Bacterial vaginosis during pregnancy can cause it, so treatment is necessary. It is recommended to take medications prescribed to pregnant women from the second trimester of pregnancy (not earlier than 13 weeks):

  • Metronidazole 500 mg: one tablet 2 times a day for 7 days
  • Metronidazole 250 mg: one tablet 3 times a day for 7 days
  • Clindamycin 300 mg: one tablet 2 times a day for a week

Local treatment (vaginal ointments or creams) helps eliminate the symptoms of bacterial vaginosis, but does not reduce the risk of complications of the disease during pregnancy (premature birth).

Attention: These treatment regimens are indicative and may be changed by your doctor. Before using medications, be sure to consult your gynecologist!

Does my husband (sexual partner) need treatment?

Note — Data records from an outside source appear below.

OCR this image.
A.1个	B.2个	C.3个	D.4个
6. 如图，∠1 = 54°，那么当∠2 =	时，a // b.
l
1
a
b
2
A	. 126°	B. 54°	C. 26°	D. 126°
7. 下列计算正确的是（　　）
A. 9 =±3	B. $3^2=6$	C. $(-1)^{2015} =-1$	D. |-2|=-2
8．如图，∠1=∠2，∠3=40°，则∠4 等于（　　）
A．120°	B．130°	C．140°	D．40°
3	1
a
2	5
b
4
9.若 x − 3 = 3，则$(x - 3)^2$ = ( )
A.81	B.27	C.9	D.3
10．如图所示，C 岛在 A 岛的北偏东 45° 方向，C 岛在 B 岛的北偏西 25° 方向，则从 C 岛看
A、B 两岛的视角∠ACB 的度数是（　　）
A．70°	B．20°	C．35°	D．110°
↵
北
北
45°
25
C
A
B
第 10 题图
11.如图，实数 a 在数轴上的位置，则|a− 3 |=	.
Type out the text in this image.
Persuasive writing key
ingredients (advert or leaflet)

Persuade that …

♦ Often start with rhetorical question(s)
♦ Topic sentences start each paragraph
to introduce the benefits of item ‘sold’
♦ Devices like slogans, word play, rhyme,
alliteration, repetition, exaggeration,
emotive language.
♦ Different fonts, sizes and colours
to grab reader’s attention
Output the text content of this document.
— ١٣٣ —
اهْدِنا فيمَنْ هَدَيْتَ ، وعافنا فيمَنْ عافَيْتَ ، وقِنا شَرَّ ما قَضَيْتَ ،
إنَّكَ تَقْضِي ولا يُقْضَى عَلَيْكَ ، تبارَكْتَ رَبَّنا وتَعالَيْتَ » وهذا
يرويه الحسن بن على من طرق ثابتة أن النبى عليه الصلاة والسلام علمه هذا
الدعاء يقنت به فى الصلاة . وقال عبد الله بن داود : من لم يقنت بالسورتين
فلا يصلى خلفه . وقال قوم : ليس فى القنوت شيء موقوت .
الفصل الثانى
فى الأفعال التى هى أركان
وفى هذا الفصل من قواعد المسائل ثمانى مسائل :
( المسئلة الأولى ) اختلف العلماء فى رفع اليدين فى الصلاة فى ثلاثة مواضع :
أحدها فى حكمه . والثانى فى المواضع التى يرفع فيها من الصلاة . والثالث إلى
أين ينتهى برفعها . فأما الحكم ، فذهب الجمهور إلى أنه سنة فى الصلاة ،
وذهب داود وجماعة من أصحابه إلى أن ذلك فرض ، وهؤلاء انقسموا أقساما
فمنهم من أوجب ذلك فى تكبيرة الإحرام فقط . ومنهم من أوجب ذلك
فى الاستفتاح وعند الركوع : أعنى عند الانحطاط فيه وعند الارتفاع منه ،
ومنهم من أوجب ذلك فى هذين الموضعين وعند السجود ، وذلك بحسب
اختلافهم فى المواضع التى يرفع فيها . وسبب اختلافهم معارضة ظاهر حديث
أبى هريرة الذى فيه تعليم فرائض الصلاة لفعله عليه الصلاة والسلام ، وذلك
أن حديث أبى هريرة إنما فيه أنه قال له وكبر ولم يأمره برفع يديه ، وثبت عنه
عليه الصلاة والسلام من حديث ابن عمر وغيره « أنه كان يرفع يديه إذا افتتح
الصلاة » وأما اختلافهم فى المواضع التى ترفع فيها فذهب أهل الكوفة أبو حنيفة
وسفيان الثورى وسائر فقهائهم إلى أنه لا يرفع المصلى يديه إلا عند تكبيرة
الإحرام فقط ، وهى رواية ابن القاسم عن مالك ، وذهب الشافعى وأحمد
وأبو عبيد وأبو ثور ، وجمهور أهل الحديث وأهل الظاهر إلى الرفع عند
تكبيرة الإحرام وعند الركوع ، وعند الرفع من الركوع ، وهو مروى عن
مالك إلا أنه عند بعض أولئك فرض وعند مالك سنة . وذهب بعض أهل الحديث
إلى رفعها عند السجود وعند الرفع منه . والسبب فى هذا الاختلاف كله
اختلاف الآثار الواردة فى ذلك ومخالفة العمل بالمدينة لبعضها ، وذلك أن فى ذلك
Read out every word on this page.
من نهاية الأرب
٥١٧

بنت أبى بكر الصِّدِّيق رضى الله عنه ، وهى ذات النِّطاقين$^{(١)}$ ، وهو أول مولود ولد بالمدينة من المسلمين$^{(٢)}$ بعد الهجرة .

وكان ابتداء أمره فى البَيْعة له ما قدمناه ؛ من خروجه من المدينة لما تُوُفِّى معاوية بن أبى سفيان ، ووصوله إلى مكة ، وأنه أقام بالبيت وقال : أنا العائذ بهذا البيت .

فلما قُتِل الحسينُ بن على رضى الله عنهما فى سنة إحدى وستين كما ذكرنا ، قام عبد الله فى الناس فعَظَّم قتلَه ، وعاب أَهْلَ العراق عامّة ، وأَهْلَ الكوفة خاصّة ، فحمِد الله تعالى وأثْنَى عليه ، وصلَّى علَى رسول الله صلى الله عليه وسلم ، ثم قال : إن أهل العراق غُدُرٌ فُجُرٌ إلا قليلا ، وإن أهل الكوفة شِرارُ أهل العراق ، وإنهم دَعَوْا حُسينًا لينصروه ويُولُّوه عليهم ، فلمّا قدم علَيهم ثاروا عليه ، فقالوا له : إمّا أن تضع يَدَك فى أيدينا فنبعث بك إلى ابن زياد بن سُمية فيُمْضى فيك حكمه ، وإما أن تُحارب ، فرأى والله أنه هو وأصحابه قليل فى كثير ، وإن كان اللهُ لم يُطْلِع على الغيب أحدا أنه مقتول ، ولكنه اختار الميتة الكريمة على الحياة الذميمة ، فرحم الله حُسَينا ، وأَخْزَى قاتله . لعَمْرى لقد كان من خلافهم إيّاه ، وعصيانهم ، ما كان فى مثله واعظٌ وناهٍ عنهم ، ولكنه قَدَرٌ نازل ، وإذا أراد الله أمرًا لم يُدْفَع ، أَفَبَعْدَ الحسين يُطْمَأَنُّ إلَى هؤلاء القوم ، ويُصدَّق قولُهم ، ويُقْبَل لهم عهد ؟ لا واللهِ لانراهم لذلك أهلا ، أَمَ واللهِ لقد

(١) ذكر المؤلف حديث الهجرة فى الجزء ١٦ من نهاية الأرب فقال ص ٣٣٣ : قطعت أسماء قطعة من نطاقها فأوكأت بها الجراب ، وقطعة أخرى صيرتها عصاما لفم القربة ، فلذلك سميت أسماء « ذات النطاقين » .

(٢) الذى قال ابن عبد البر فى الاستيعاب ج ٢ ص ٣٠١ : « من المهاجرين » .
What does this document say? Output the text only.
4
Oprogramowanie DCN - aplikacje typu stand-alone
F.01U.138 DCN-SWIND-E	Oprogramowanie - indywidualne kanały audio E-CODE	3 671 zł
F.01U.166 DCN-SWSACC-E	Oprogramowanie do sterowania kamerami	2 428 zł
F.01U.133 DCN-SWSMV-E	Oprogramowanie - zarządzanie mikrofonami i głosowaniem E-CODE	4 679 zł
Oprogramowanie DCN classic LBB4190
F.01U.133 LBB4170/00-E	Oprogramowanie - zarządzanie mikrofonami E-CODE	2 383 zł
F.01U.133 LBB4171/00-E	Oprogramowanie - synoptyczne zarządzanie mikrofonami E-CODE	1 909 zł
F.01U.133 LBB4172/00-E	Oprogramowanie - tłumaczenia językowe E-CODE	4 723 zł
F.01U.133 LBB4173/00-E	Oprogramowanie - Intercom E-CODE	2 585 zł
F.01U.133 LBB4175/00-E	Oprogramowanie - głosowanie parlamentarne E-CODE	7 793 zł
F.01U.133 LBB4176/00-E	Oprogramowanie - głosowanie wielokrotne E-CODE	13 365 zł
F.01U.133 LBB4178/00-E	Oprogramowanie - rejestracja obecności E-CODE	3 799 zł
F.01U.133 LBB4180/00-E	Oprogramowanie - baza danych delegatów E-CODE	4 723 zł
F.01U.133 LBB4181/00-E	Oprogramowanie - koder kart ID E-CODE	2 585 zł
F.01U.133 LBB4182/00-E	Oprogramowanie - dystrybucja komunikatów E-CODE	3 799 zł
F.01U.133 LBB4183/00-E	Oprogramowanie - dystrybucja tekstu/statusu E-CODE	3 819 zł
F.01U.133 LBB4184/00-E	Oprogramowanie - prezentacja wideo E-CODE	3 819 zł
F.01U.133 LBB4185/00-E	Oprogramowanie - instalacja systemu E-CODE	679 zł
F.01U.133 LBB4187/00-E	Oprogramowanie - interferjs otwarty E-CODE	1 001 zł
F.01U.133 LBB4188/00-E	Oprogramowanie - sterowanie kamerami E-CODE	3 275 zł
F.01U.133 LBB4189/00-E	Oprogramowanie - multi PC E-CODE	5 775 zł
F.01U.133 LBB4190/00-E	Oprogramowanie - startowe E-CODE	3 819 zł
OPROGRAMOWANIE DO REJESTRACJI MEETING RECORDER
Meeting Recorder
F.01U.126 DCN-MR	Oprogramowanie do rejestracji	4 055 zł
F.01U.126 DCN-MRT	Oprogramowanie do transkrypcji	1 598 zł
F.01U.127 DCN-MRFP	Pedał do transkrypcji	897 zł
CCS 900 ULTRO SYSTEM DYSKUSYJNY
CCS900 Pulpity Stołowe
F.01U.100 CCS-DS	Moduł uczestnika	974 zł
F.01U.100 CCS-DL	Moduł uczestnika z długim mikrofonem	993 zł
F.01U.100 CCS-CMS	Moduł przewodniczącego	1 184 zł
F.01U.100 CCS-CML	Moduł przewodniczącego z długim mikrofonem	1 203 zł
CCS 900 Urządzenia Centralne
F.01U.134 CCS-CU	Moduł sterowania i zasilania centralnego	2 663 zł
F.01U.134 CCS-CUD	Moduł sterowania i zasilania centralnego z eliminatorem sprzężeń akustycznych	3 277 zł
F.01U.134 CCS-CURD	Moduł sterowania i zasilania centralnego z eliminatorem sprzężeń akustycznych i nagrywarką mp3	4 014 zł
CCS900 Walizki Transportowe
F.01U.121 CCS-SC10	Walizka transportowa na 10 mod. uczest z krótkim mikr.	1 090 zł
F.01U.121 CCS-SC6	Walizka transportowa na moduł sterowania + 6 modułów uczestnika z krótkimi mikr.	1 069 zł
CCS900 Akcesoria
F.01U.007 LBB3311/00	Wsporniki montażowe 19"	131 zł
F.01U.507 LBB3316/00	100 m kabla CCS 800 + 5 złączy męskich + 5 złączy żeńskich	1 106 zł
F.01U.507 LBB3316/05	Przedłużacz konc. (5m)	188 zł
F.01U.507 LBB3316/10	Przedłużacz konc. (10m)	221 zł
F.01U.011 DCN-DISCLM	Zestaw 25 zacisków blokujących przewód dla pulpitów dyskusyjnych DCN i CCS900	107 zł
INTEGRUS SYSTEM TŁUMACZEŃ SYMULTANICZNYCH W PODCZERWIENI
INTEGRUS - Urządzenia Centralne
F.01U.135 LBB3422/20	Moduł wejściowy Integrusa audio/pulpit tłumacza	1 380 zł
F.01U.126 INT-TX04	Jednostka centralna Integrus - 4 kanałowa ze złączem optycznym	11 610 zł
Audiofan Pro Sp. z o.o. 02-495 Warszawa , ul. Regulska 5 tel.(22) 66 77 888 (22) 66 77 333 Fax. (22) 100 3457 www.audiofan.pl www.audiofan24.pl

It is known that in 80% of men whose sexual partners suffer from bacterial vaginosis, the main causative agent of this disease is found in the urethra Gardnerella vaginalis and other bacteria. This means that the bacteria "move" from the vagina into the man's urethra during unprotected sex.

And, nevertheless, men should be treated No need. Numerous studies have shown that treatment of sexual partners does not affect the recovery of women and does not reduce the chances of relapse.

Treatment for your partner necessary if this is not the first time you have developed bacterial vaginosis, or if you have been diagnosed with sexually transmitted diseases.